Pressure grows on Austrian conservatives to end coalition talks with far right


FILE PHOTO: Peoples Party (OeVP) top candidate for EU elections Reinhold Lopatka attends a press conference in Vienna, Austria, February 26, 2024. REUTERS/Leonhard Foeger/File Photo

VIENNA (Reuters) -The conservative Austrian People's Party (OVP) came under growing pressure on Tuesday to end its coalition talks with the far-right Freedom Party (FPO) as a deal to form the first ever FPO-led government appeared increasingly unlikely.

The eurosceptic, Russia-friendly FPO came first in September's parliamentary election with roughly 29% of the vote but was only asked to form a government last month once a centrist attempt to forge a ruling coalition without it collapsed.

The OVP is the FPO's only potential partner. Their talks have, however, seemed largely stuck as details of their policy disagreements on issues including immigration, the European Union and sanctions on Russia have emerged and the FPO insisted it should control the powerful finance and interior ministries.

"It is very, very unlikely that it will work out," OVP foreign-policy negotiator Reinhold Lopatka, also a member of the European parliament, told the Kleine Zeitung newspaper, adding: "It doesn't make much sense to carry on."

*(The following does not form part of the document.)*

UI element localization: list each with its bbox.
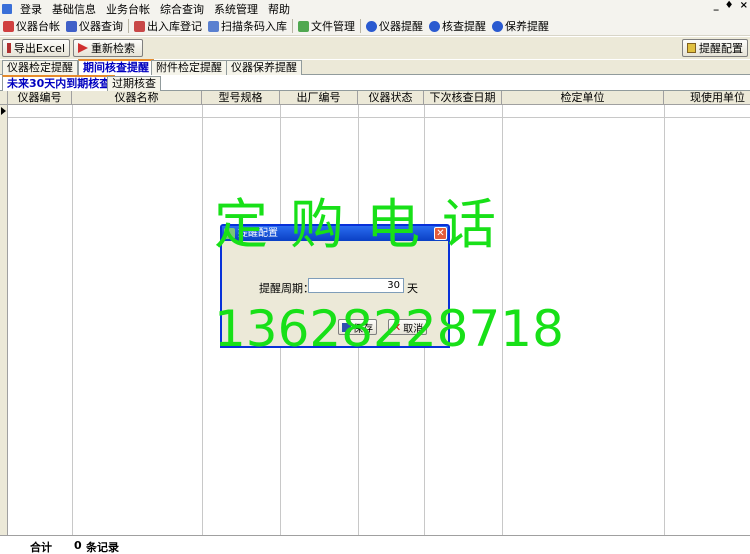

A 223-page document leaked over the weekend summarising the talks so far, with points agreed on in green and points of disagreement in red, showed just how far apart the two sides were, even on immigration, where both take a hard line.

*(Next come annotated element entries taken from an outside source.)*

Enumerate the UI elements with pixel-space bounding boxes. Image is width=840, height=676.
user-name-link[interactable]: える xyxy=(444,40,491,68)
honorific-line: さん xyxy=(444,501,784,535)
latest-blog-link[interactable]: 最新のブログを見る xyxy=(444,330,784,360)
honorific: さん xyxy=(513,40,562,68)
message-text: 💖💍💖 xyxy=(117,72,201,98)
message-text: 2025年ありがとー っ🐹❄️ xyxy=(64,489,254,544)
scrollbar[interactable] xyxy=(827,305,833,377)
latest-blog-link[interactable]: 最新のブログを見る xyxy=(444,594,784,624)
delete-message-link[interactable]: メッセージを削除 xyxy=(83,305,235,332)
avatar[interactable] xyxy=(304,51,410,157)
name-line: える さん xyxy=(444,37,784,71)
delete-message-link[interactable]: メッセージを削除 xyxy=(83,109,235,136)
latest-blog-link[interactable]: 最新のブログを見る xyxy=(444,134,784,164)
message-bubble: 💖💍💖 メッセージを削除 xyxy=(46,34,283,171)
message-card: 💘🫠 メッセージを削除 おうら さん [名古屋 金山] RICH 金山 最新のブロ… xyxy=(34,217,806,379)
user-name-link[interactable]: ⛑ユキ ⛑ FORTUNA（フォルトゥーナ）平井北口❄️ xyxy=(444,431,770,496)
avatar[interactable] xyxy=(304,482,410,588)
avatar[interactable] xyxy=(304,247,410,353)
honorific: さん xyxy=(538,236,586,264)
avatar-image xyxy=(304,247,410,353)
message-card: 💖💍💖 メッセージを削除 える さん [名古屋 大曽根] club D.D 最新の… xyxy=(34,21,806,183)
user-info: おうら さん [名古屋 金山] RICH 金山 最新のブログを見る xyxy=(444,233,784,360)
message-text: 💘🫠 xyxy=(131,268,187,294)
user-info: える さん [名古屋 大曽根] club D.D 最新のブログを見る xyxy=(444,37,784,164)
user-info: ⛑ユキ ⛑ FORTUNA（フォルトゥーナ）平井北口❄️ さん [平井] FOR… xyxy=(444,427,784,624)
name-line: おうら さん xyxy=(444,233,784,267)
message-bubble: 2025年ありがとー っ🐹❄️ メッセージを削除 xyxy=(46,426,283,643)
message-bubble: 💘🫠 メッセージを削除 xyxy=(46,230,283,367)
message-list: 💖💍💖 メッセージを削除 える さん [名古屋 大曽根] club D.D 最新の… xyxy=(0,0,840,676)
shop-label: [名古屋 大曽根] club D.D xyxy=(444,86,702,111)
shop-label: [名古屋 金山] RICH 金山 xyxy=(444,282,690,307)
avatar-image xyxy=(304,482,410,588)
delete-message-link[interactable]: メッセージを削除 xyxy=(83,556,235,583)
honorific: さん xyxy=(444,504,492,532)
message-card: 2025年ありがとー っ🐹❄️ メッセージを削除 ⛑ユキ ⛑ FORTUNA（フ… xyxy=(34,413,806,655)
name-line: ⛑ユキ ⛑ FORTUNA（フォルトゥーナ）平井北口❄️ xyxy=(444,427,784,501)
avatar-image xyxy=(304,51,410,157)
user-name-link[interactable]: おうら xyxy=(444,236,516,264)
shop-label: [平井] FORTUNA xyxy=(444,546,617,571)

The document dated February 4, seen by Reuters, showed the OVP did not back FPO proposals such as interpreting international courts' rulings as restrictively as possible, negotiating Austrian exceptions to EU sanctions against Russia, and paying damages to those "harmed" by legislation on COVID-19.

Until FPO leader Herbert Kickl was tasked with forming a government, the OVP had described him as an extremist and a conspiracy theorist. He opposed COVID restrictions such as lockdowns and has moved his party closer to right-wing groups classified as extremist, such as the Identitarian movement.

By late afternoon, Kickl told national broadcaster ORF and Servus TV in brief remarks that the talks and the atmosphere were "good" even though both sides had "clear positions".

Earlier, the two centrist parties that had tried to form a coalition in talks led by the OVP - the Social Democrats and the liberal Neos - said they were prepared to negotiate with the OVP again.

"There are alternatives to a Herbert Kickl chancellorship," Neos leader Beate Meinl-Reisinger said in a statement.

"All paths are open to the OVP and therefore all paths are open to Austria. It (the OVP) can take a different path if it wants to. No one is hostage to a self-appointed Fuehrer."